Lawyers have hit out at the government’s plans to scrap the Human Rights Act, over claims it is an attack on the rule of law that risks undermining Britain’s international reputation.
Law Society president I. Stephanie Boyce said the plans risk ruining Britain’s reputation “with trade partners, business, and in the international arena,” as she warned the move signals a “deepening of the government’s disregard for the checks and balances that underpin the rule of law”.
The Law Society president said the plan could call “into question Britain’s honour and trustworthiness as an international partner,” as she said the proposals will “make the state less accountable”.
The comments come as the government yesterday introduced a bill to scrap the Human Rights Act 1998 – which enshrines the European Convention of Human Rights (ECHR) into UK law – with a view to replacing it with a Bill of Rights.
Speaking to parliament, justice minister Dominic Raab said: “Our Bills of Rights will strengthen our proud tradition of freedom, it will demarcate a clearer separation of powers.”
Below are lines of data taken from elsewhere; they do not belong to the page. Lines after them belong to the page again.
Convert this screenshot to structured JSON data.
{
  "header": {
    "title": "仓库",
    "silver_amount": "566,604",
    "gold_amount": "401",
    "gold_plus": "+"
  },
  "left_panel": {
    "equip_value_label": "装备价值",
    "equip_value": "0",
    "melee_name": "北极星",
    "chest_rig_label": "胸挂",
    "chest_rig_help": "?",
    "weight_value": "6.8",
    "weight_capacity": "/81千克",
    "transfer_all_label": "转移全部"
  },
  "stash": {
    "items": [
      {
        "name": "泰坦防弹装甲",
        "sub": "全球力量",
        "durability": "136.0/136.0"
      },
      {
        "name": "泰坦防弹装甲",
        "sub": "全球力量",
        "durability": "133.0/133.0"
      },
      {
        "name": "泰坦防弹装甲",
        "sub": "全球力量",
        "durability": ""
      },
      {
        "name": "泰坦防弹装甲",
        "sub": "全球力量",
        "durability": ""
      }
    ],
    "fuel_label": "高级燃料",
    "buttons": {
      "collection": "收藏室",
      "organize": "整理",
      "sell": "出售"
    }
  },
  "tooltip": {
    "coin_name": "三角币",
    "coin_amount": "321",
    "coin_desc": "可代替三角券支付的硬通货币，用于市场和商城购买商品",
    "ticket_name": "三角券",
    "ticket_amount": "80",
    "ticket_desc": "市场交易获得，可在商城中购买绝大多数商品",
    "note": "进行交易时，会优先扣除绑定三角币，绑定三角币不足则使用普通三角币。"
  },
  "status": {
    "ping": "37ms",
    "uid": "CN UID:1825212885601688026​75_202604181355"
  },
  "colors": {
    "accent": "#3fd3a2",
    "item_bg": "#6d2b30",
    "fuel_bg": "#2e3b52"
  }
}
“It will ensure greater respect for our democratic institutions and it will better protect the public and restore a healthy dose of common sense to the justice system which is essential for commanding public confidence,” the justice secretary said. “Ultimately it will make us freer, it will help keep our streets safer.”
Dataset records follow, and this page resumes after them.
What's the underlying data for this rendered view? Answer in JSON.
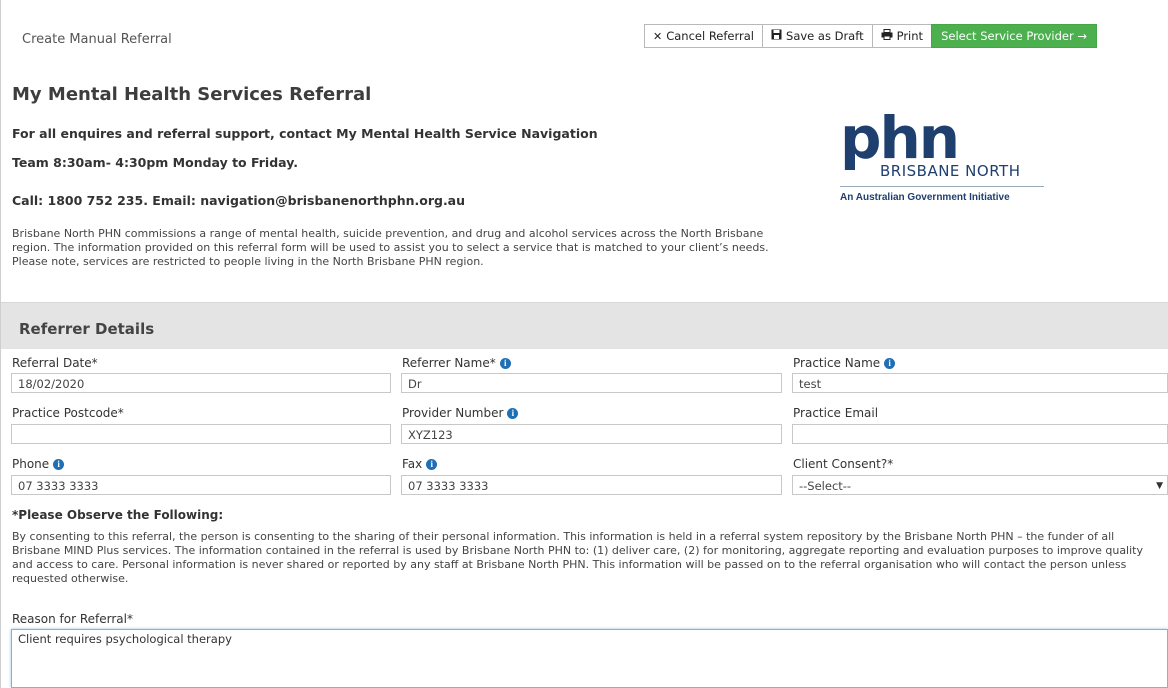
{
  "header": {
    "page_label": "Create Manual Referral",
    "cancel_label": "Cancel Referral",
    "save_label": "Save as Draft",
    "print_label": "Print",
    "select_label": "Select Service Provider →"
  },
  "intro": {
    "title": "My Mental Health Services Referral",
    "line1": "For all enquires and referral support, contact My Mental Health Service Navigation",
    "line2": "Team 8:30am- 4:30pm Monday to Friday.",
    "line3": "Call: 1800 752 235. Email: navigation@brisbanenorthphn.org.au",
    "paragraph": "Brisbane North PHN commissions a range of mental health, suicide prevention, and drug and alcohol services across the North Brisbane region.  The information provided on this referral form will be used to assist you to select a service that is matched to your client’s needs.  Please note, services are restricted to people living in the North Brisbane PHN region."
  },
  "logo": {
    "mark": "phn",
    "name": "BRISBANE NORTH",
    "tagline": "An Australian Government Initiative",
    "color": "#1f3f6e"
  },
  "referrer": {
    "section_title": "Referrer Details",
    "referral_date_label": "Referral Date*",
    "referral_date_value": "18/02/2020",
    "referrer_name_label": "Referrer Name*",
    "referrer_name_value": "Dr",
    "practice_name_label": "Practice Name",
    "practice_name_value": "test",
    "postcode_label": "Practice Postcode*",
    "postcode_value": "",
    "provider_number_label": "Provider Number",
    "provider_number_value": "XYZ123",
    "practice_email_label": "Practice Email",
    "practice_email_value": "",
    "phone_label": "Phone",
    "phone_value": "07 3333 3333",
    "fax_label": "Fax",
    "fax_value": "07 3333 3333",
    "consent_label": "Client Consent?*",
    "consent_value": "--Select--"
  },
  "observe": {
    "heading": "*Please Observe the Following:",
    "body": "By consenting to this referral, the person is consenting to the sharing of their personal information. This information is held in a referral system repository by the Brisbane North PHN – the funder of all Brisbane MIND Plus services. The information contained in the referral is used by Brisbane North PHN to: (1) deliver care, (2) for monitoring, aggregate reporting and evaluation purposes to improve quality and access to care. Personal information is never shared or reported by any staff at Brisbane North PHN. This information will be passed on to the referral organisation who will contact the person unless requested otherwise."
  },
  "reason": {
    "label": "Reason for Referral*",
    "value": "Client requires psychological therapy"
  },
  "colors": {
    "primary_button": "#4cb04f",
    "info_icon": "#1f6fb5",
    "section_band": "#e4e4e4"
  }
}
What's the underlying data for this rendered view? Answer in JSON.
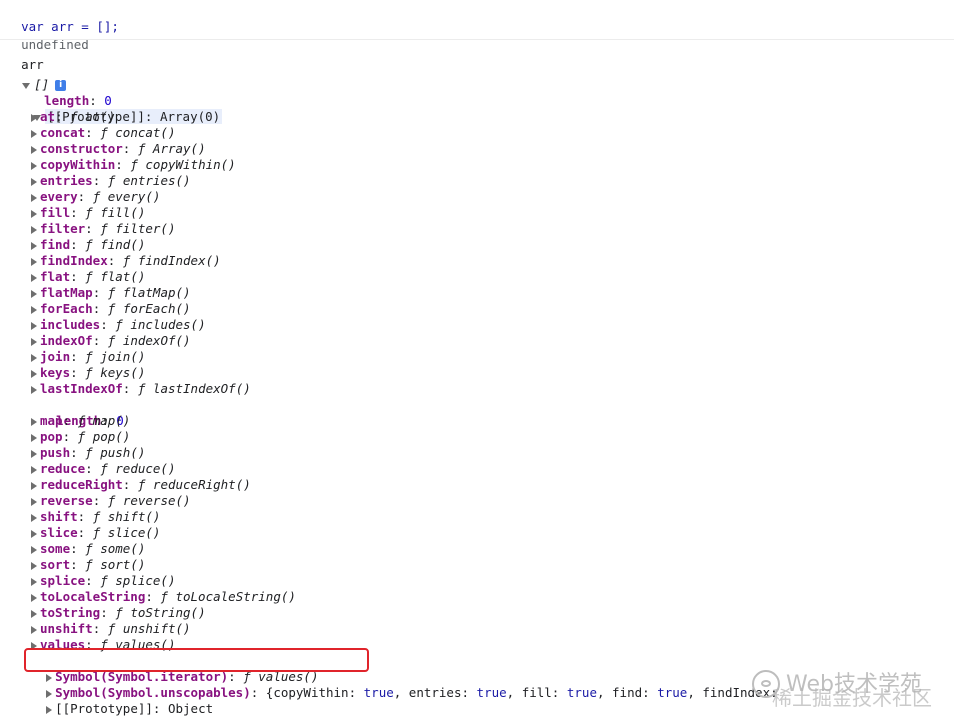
{
  "console": {
    "input1": "var arr = [];",
    "output1": "undefined",
    "input2": "arr",
    "array_label": "[]",
    "info_icon": "i",
    "length_key": "length",
    "length_value": "0",
    "prototype_key": "[[Prototype]]",
    "prototype_value": "Array(0)",
    "methods": [
      {
        "key": "at",
        "value": "at()"
      },
      {
        "key": "concat",
        "value": "concat()"
      },
      {
        "key": "constructor",
        "value": "Array()"
      },
      {
        "key": "copyWithin",
        "value": "copyWithin()"
      },
      {
        "key": "entries",
        "value": "entries()"
      },
      {
        "key": "every",
        "value": "every()"
      },
      {
        "key": "fill",
        "value": "fill()"
      },
      {
        "key": "filter",
        "value": "filter()"
      },
      {
        "key": "find",
        "value": "find()"
      },
      {
        "key": "findIndex",
        "value": "findIndex()"
      },
      {
        "key": "flat",
        "value": "flat()"
      },
      {
        "key": "flatMap",
        "value": "flatMap()"
      },
      {
        "key": "forEach",
        "value": "forEach()"
      },
      {
        "key": "includes",
        "value": "includes()"
      },
      {
        "key": "indexOf",
        "value": "indexOf()"
      },
      {
        "key": "join",
        "value": "join()"
      },
      {
        "key": "keys",
        "value": "keys()"
      },
      {
        "key": "lastIndexOf",
        "value": "lastIndexOf()"
      }
    ],
    "proto_length_key": "length",
    "proto_length_value": "0",
    "methods2": [
      {
        "key": "map",
        "value": "map()"
      },
      {
        "key": "pop",
        "value": "pop()"
      },
      {
        "key": "push",
        "value": "push()"
      },
      {
        "key": "reduce",
        "value": "reduce()"
      },
      {
        "key": "reduceRight",
        "value": "reduceRight()"
      },
      {
        "key": "reverse",
        "value": "reverse()"
      },
      {
        "key": "shift",
        "value": "shift()"
      },
      {
        "key": "slice",
        "value": "slice()"
      },
      {
        "key": "some",
        "value": "some()"
      },
      {
        "key": "sort",
        "value": "sort()"
      },
      {
        "key": "splice",
        "value": "splice()"
      },
      {
        "key": "toLocaleString",
        "value": "toLocaleString()"
      },
      {
        "key": "toString",
        "value": "toString()"
      },
      {
        "key": "unshift",
        "value": "unshift()"
      },
      {
        "key": "values",
        "value": "values()"
      }
    ],
    "iterator_key": "Symbol(Symbol.iterator)",
    "iterator_value": "values()",
    "unscopables_key": "Symbol(Symbol.unscopables)",
    "unscopables_value": "{copyWithin: true, entries: true, fill: true, find: true, findIndex: ",
    "inner_proto_key": "[[Prototype]]",
    "inner_proto_value": "Object",
    "function_glyph": "ƒ",
    "true_text": "true"
  },
  "watermark": {
    "line1": "Web技术学苑",
    "line2": "稀土掘金技术社区"
  },
  "colors": {
    "key": "#881280",
    "number": "#1c00cf",
    "highlight_border": "#e0242b",
    "info_icon": "#3f7ee8"
  }
}
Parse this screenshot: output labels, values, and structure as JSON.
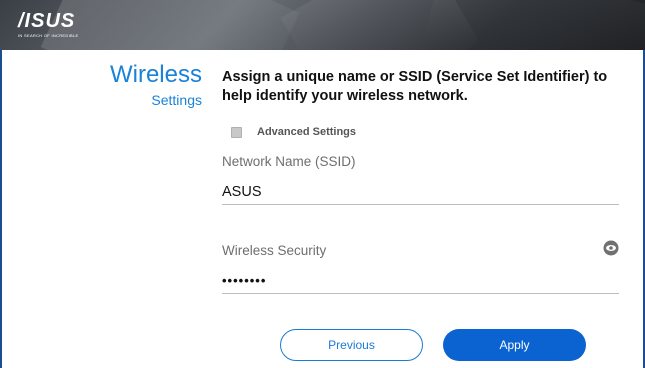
{
  "header": {
    "logo_text": "/ISUS",
    "logo_tagline": "IN SEARCH OF INCREDIBLE"
  },
  "section": {
    "title": "Wireless",
    "subtitle": "Settings"
  },
  "instructions": "Assign a unique name or SSID (Service Set Identifier) to help identify your wireless network.",
  "advanced": {
    "label": "Advanced Settings",
    "checked": false
  },
  "network_name": {
    "label": "Network Name (SSID)",
    "value": "ASUS"
  },
  "wireless_security": {
    "label": "Wireless Security",
    "value": "••••••••",
    "toggle_icon": "eye-icon"
  },
  "buttons": {
    "previous": "Previous",
    "apply": "Apply"
  },
  "colors": {
    "accent": "#1a82d8",
    "primary_button": "#0b63d1",
    "frame_border": "#1a4f8f"
  }
}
However, Sophie Kemp, a partner at London law firm Kingsley Napley, said the plans come as “another Orwellian turn from this government,” that risks acting as a “retrograde step” for British society.
The government says the new bill will curb “bogus human rights claims” by forcing people to show they have suffered a “significant disadvantage” before their claims are heard.
The Ministry of Justice (MoJ) also said the bill will aid deportations by restricting the circumstances in which individuals are able to claim a right to family life.
The new bill comes after a ruling by the European Court of Human Rights (ECtHR) in Strasbourg last week thwarted the government’s plans to send migrants to Rwanda, after a last-minute ruling blocked the deportation of an Iraqi asylum seeker.
Stephanie Boyce said the Bill of Rights will “grant the government greater unfettered power over the people,” as she argued the plans come as a “lurch backwards for British justice.”
The comments come after criminal barristers this week voted in favour of plans to strike against the government over legal aid fees.